Mais je me levai simplement, marchai jusqu’à Nina Vasilievna et la regardai calmement dans les yeux.— Vous vous souvenez, cinq jours avant notre mariage, vous avez hurlé en public que j’étais une fille rusée, uniquement après les millions de votre jeune fils ? — ma voix était claire,

lente, chaque mot lourd de sens. — Et nous avons été forcés de signer le contrat prénuptial.La belle-mère cligna des yeux, la main figée en l’air.— Quel rapport avec ça ? — murmura-t-elle. — Je protégeais les biens d’Igor !— Totalement justifié — acquiesçai-je. — Mais le terrain de Kedrovoe,

où se trouve la maison, est ma propriété personnelle. Selon le contrat prénuptial, tout ce qui s’y trouve m’appartient. De la fondation au toit. Y compris le chauffage par le sol, le parquet en chêne et le jacuzzi que vous aviez commandé pour Anjelika.

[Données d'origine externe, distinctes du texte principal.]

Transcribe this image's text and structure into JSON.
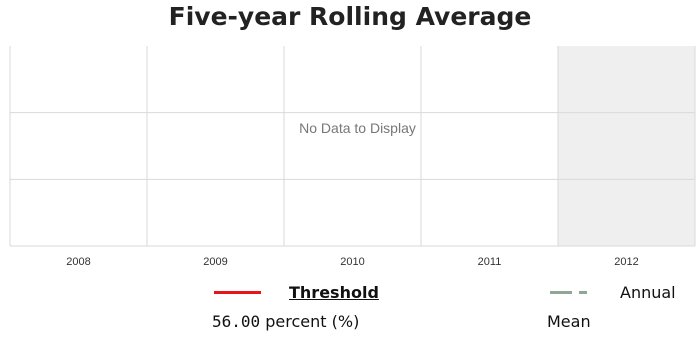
{
  "chart_data": {
    "type": "line",
    "title": "Five-year Rolling Average",
    "categories": [
      "2008",
      "2009",
      "2010",
      "2011",
      "2012"
    ],
    "highlighted_category": "2012",
    "series": [],
    "empty_message": "No Data to Display",
    "grid": true,
    "legend": [
      {
        "label": "Threshold",
        "value": "56.00",
        "unit": "percent (%)",
        "style": "solid",
        "color": "#e8141a"
      },
      {
        "label_line1": "Annual",
        "label_line2": "Mean",
        "style": "dashed",
        "color": "#8fa896"
      }
    ]
  }
}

La fourchette en argent de Nina tomba sur la table avec un tintement. Son visage devint rouge, sa voix tremblait d’hystérie.— C’est du vol ! — cria-t-elle. — Mon fils a payé le prêt !— Il l’a pris à son nom — corrigeai-je doucement. — De son plein gré, et le contrat est clair :

aucune indemnité n’est due. Aujourd’hui, vous avez apporté la demande de divorce, Igor. Il n’y a pas de retour en arrière.Je sortis dans le couloir avec mon sac tandis qu’Igor me barrait la porte. Toute son arrogance avait disparu. Son regard cherchait une issue, les épaules affaissées.

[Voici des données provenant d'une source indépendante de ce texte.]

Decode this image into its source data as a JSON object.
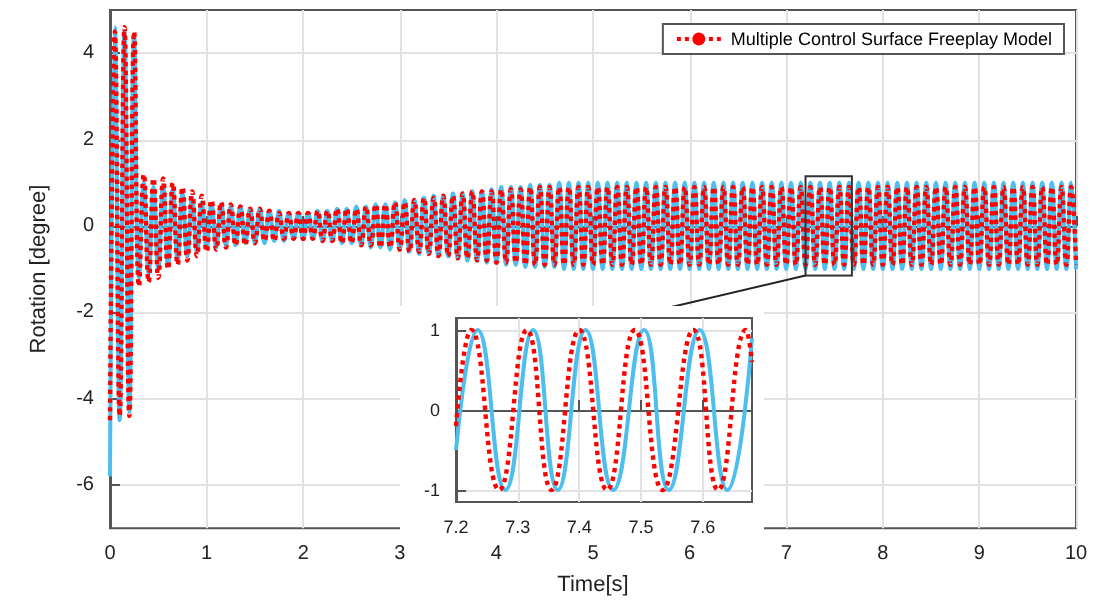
{
  "chart_data": [
    {
      "type": "line",
      "xlabel": "Time[s]",
      "ylabel": "Rotation [degree]",
      "xlim": [
        0,
        10
      ],
      "xticks": [
        0,
        1,
        2,
        3,
        4,
        5,
        6,
        7,
        8,
        9,
        10
      ],
      "ylim": [
        -7,
        5
      ],
      "yticks": [
        -6,
        -4,
        -2,
        0,
        2,
        4
      ],
      "grid": true,
      "legend": "top right",
      "x": [
        0,
        0.05,
        0.1,
        0.15,
        0.2,
        0.25,
        0.3,
        0.35,
        0.4,
        0.45,
        0.5,
        0.55,
        0.6,
        0.65,
        0.7,
        0.75,
        0.8,
        0.85,
        0.9,
        0.95,
        1,
        1.05,
        1.1,
        1.15,
        1.2,
        1.25,
        1.3,
        1.35,
        1.4,
        1.45,
        1.5,
        1.55,
        1.6,
        1.65,
        1.7,
        1.75,
        1.8,
        1.85,
        1.9,
        1.95,
        2,
        2.05,
        2.1,
        2.15,
        2.2,
        2.25,
        2.3,
        2.35,
        2.4,
        2.45,
        2.5,
        2.55,
        2.6,
        2.65,
        2.7,
        2.75,
        2.8,
        2.85,
        2.9,
        2.95,
        3,
        3.05,
        3.1,
        3.15,
        3.2,
        3.25,
        3.3,
        3.35,
        3.4,
        3.45,
        3.5,
        3.55,
        3.6,
        3.65,
        3.7,
        3.75,
        3.8,
        3.85,
        3.9,
        3.95,
        4,
        4.05,
        4.1,
        4.15,
        4.2,
        4.25,
        4.3,
        4.35,
        4.4,
        4.45,
        4.5,
        4.55,
        4.6,
        4.65,
        4.7,
        4.75,
        4.8,
        4.85,
        4.9,
        4.95,
        5,
        5.05,
        5.1,
        5.15,
        5.2,
        5.25,
        5.3,
        5.35,
        5.4,
        5.45,
        5.5,
        5.55,
        5.6,
        5.65,
        5.7,
        5.75,
        5.8,
        5.85,
        5.9,
        5.95,
        6,
        6.05,
        6.1,
        6.15,
        6.2,
        6.25,
        6.3,
        6.35,
        6.4,
        6.45,
        6.5,
        6.55,
        6.6,
        6.65,
        6.7,
        6.75,
        6.8,
        6.85,
        6.9,
        6.95,
        7,
        7.05,
        7.1,
        7.15,
        7.2,
        7.25,
        7.3,
        7.35,
        7.4,
        7.45,
        7.5,
        7.55,
        7.6,
        7.65,
        7.7,
        7.75,
        7.8,
        7.85,
        7.9,
        7.95,
        8,
        8.05,
        8.1,
        8.15,
        8.2,
        8.25,
        8.3,
        8.35,
        8.4,
        8.45,
        8.5,
        8.55,
        8.6,
        8.65,
        8.7,
        8.75,
        8.8,
        8.85,
        8.9,
        8.95,
        9,
        9.05,
        9.1,
        9.15,
        9.2,
        9.25,
        9.3,
        9.35,
        9.4,
        9.45,
        9.5,
        9.55,
        9.6,
        9.65,
        9.7,
        9.75,
        9.8,
        9.85,
        9.9,
        9.95,
        10
      ],
      "series": [
        {
          "color": "#4dbeee",
          "line_style": "solid",
          "values": [
            -5.8,
            4.6,
            -4.5,
            4.5,
            -4.3,
            4.4,
            -1.2,
            1.0,
            -1.1,
            0.9,
            -1.0,
            0.95,
            -0.9,
            0.85,
            -0.8,
            0.75,
            -0.7,
            0.65,
            -0.6,
            0.55,
            -0.5,
            0.5,
            -0.5,
            0.5,
            -0.45,
            0.45,
            -0.45,
            0.45,
            -0.4,
            0.4,
            -0.4,
            0.4,
            -0.4,
            0.35,
            -0.35,
            0.35,
            -0.35,
            0.3,
            -0.3,
            0.3,
            -0.3,
            0.3,
            -0.3,
            0.35,
            -0.35,
            0.35,
            -0.35,
            0.4,
            -0.4,
            0.4,
            -0.4,
            0.45,
            -0.45,
            0.45,
            -0.5,
            0.5,
            -0.5,
            0.5,
            -0.55,
            0.55,
            -0.55,
            0.6,
            -0.6,
            0.6,
            -0.65,
            0.65,
            -0.65,
            0.7,
            -0.7,
            0.7,
            -0.7,
            0.75,
            -0.75,
            0.75,
            -0.8,
            0.8,
            -0.8,
            0.8,
            -0.85,
            0.85,
            -0.85,
            0.9,
            -0.9,
            0.9,
            -0.9,
            0.9,
            -0.95,
            0.95,
            -0.95,
            0.95,
            -0.95,
            0.95,
            -0.95,
            1,
            -1,
            1,
            -1,
            1,
            -1,
            1,
            -1,
            1,
            -1,
            1,
            -1,
            1,
            -1,
            1,
            -1,
            1,
            -1,
            1,
            -1,
            1,
            -1,
            1,
            -1,
            1,
            -1,
            1,
            -1,
            1,
            -1,
            1,
            -1,
            1,
            -1,
            1,
            -1,
            1,
            -1,
            1,
            -1,
            1,
            -1,
            1,
            -1,
            1,
            -1,
            1,
            -1,
            1,
            -1,
            1,
            -1,
            1,
            -1,
            1,
            -1,
            1,
            -1,
            1,
            -1,
            1,
            -1,
            1,
            -1,
            1,
            -1,
            1,
            -1,
            1,
            -1,
            1,
            -1,
            1,
            -1,
            1,
            -1,
            1,
            -1,
            1,
            -1,
            1,
            -1,
            1,
            -1,
            1,
            -1,
            1,
            -1,
            1,
            -1,
            1,
            -1,
            1,
            -1,
            1,
            -1,
            1,
            -1,
            1,
            -1,
            1,
            -1,
            1,
            -1,
            1,
            -1,
            1,
            -1
          ]
        },
        {
          "name": "Multiple Control Surface Freeplay Model",
          "color": "#ff0000",
          "line_style": "dotted",
          "values": [
            -4.5,
            4.5,
            -4.4,
            4.6,
            -4.4,
            4.5,
            -1.4,
            1.2,
            -1.3,
            1.1,
            -1.2,
            1.1,
            -1.0,
            1.0,
            -0.9,
            0.9,
            -0.8,
            0.8,
            -0.7,
            0.7,
            -0.6,
            0.6,
            -0.55,
            0.55,
            -0.5,
            0.5,
            -0.45,
            0.45,
            -0.45,
            0.4,
            -0.4,
            0.4,
            -0.35,
            0.35,
            -0.35,
            0.3,
            -0.3,
            0.3,
            -0.3,
            0.3,
            -0.3,
            0.3,
            -0.3,
            0.35,
            -0.35,
            0.35,
            -0.35,
            0.4,
            -0.4,
            0.4,
            -0.4,
            0.4,
            -0.45,
            0.45,
            -0.45,
            0.5,
            -0.5,
            0.5,
            -0.5,
            0.55,
            -0.55,
            0.55,
            -0.6,
            0.6,
            -0.6,
            0.65,
            -0.65,
            0.65,
            -0.7,
            0.7,
            -0.7,
            0.7,
            -0.75,
            0.75,
            -0.75,
            0.8,
            -0.8,
            0.8,
            -0.8,
            0.8,
            -0.85,
            0.85,
            -0.85,
            0.85,
            -0.85,
            0.85,
            -0.9,
            0.9,
            -0.9,
            0.9,
            -0.9,
            0.9,
            -0.9,
            0.9,
            -0.9,
            0.9,
            -0.9,
            0.9,
            -0.9,
            0.9,
            -0.9,
            0.9,
            -0.9,
            0.9,
            -0.9,
            0.9,
            -0.9,
            0.9,
            -0.9,
            0.9,
            -0.9,
            0.9,
            -0.9,
            0.9,
            -0.9,
            0.9,
            -0.9,
            0.9,
            -0.9,
            0.9,
            -0.9,
            0.9,
            -0.9,
            0.9,
            -0.9,
            0.9,
            -0.9,
            0.9,
            -0.9,
            0.9,
            -0.9,
            0.9,
            -0.9,
            0.9,
            -0.9,
            0.9,
            -0.9,
            0.9,
            -0.9,
            0.9,
            -0.9,
            0.9,
            -0.9,
            0.9,
            -0.9,
            0.9,
            -0.9,
            0.9,
            -0.9,
            0.9,
            -0.9,
            0.9,
            -0.9,
            0.9,
            -0.9,
            0.9,
            -0.9,
            0.9,
            -0.9,
            0.9,
            -0.9,
            0.9,
            -0.9,
            0.9,
            -0.9,
            0.9,
            -0.9,
            0.9,
            -0.9,
            0.9,
            -0.9,
            0.9,
            -0.9,
            0.9,
            -0.9,
            0.9,
            -0.9,
            0.9,
            -0.9,
            0.9,
            -0.9,
            0.9,
            -0.9,
            0.9,
            -0.9,
            0.9,
            -0.9,
            0.9,
            -0.9,
            0.9,
            -0.9,
            0.9,
            -0.9,
            0.9,
            -0.9,
            0.9,
            -0.9,
            0.9,
            -0.9,
            0.9,
            -0.9
          ]
        }
      ]
    },
    {
      "type": "line",
      "xlim": [
        7.2,
        7.68
      ],
      "xticks": [
        7.2,
        7.3,
        7.4,
        7.5,
        7.6
      ],
      "ylim": [
        -1.15,
        1.15
      ],
      "yticks": [
        -1,
        0,
        1
      ],
      "grid": true,
      "series": [
        {
          "color": "#4dbeee",
          "line_style": "solid",
          "x": [
            7.2,
            7.235,
            7.28,
            7.325,
            7.365,
            7.41,
            7.455,
            7.505,
            7.545,
            7.595,
            7.64,
            7.68
          ],
          "values": [
            -0.5,
            1,
            -1,
            1,
            -1,
            1,
            -1,
            1,
            -1,
            1,
            -1,
            0.9
          ]
        },
        {
          "color": "#ff0000",
          "line_style": "dotted",
          "x": [
            7.2,
            7.225,
            7.27,
            7.315,
            7.355,
            7.4,
            7.445,
            7.49,
            7.535,
            7.585,
            7.625,
            7.67,
            7.68
          ],
          "values": [
            -0.2,
            1,
            -1,
            1,
            -1,
            1,
            -1,
            1,
            -1,
            1,
            -1,
            1,
            0.6
          ]
        }
      ]
    }
  ]
}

— Dasha, attends ! — murmura-t-il. — J’ai été trop dur, vraiment. Anjelika… c’est une folie…— Pars, Igor. Les prêts n’attendent pas. Dorénavant, la maison est ta responsabilité pour encore six ans — dis-je calmement.Trois mois plus tard, nous divorçâmes.

Anjelika quitta Igor ce même soir lorsqu’elle apprit qu’elle serait contrainte à un appartement en location au lieu de la vie à la campagne. Quant à moi, j’emménageai à Kedrovoe, où j’installai un atelier de pâtisserie professionnel dans la cuisine claire et spacieuse.

En regardant par la fenêtre la forêt de pins, je rends toujours grâce à la cupidité de mon ancienne belle-mère : elle m’a offert le cadeau d’anniversaire le plus précieux en exigeant le contrat prénuptial.